How to obtain a batch randomly from DataLoader?

Hi guys, I’m wondering how to randomly get a mini-batch using a DataLoader like that:

train_loader = DataLoader(cifar10.Cifar10(train=True,  image_transform=cifar10.transformer), shuffle=False, batch_size=BATCH_SIZE, num_workers=BATCH_SIZE)

But it seems that just can output batches one by one:

    for (inputs, labels) in train_loader:

Is there any way enables me get i-th batch directly, or randomly get a batch? Thanks in advance.

2 Likes

You can create a torch.utils.data.Subset and feed that as input to the DataLoader.

Thank you, but would you please show me a detail example?:relaxed:

The reason why dataloader cannot fetch some batch in the middle is once the dataloader is created, it’s prefetching the data according to the internal order inside the dataloader.

So if you want to get i-th batch or get a random batch, you have to tell the loader what you want(so it’s not actually ith, or random)

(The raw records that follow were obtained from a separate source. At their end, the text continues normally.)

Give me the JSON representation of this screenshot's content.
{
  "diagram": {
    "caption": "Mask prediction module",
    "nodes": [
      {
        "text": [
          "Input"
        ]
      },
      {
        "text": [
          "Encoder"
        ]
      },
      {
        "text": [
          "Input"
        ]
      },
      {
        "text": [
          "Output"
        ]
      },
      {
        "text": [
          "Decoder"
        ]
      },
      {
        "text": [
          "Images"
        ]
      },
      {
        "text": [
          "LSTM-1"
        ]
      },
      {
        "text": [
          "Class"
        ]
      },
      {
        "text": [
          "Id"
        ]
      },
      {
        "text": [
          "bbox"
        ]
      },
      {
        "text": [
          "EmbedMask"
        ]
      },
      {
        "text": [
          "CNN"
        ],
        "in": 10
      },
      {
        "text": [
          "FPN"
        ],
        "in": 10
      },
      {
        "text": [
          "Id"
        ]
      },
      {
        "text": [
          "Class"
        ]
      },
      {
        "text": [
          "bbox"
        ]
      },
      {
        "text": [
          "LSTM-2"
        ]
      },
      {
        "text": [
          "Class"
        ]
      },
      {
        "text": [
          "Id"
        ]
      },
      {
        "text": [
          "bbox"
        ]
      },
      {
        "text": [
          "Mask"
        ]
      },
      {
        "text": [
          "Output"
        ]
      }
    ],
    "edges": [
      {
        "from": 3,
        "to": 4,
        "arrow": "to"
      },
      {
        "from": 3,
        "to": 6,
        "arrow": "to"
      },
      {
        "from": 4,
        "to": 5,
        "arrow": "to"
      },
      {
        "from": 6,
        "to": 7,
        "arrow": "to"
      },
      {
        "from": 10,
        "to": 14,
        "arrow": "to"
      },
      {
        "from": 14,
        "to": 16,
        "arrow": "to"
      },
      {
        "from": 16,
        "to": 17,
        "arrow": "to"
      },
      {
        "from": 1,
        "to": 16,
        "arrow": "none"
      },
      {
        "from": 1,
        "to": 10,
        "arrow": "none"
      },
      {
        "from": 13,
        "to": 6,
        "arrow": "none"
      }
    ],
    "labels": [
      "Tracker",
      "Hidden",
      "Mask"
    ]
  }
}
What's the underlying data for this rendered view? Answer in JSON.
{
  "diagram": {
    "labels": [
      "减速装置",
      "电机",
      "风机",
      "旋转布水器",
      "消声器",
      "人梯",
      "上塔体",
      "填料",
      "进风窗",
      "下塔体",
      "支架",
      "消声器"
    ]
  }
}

The method I propose only works on master, https://pytorch.org/docs/master/data.html?highlight=subset#torch.utils.data.Subset.

The version for 0.4 could be using https://pytorch.org/docs/stable/data.html?highlight=subset#torch.utils.data.sampler.SubsetRandomSampler.

so, something like

sampler = SubsetRandomSampler(list(range(i*batch_size, (i+1)*batch_size)))
train_loader = DataLoader(cifar10.Cifar10(train=True,  image_transform=cifar10.transformer), sampler=sampler, shuffle=False, batch_size=BATCH_SIZE, num_workers=BATCH_SIZE)

This is the simplest way I can think of.

1 Like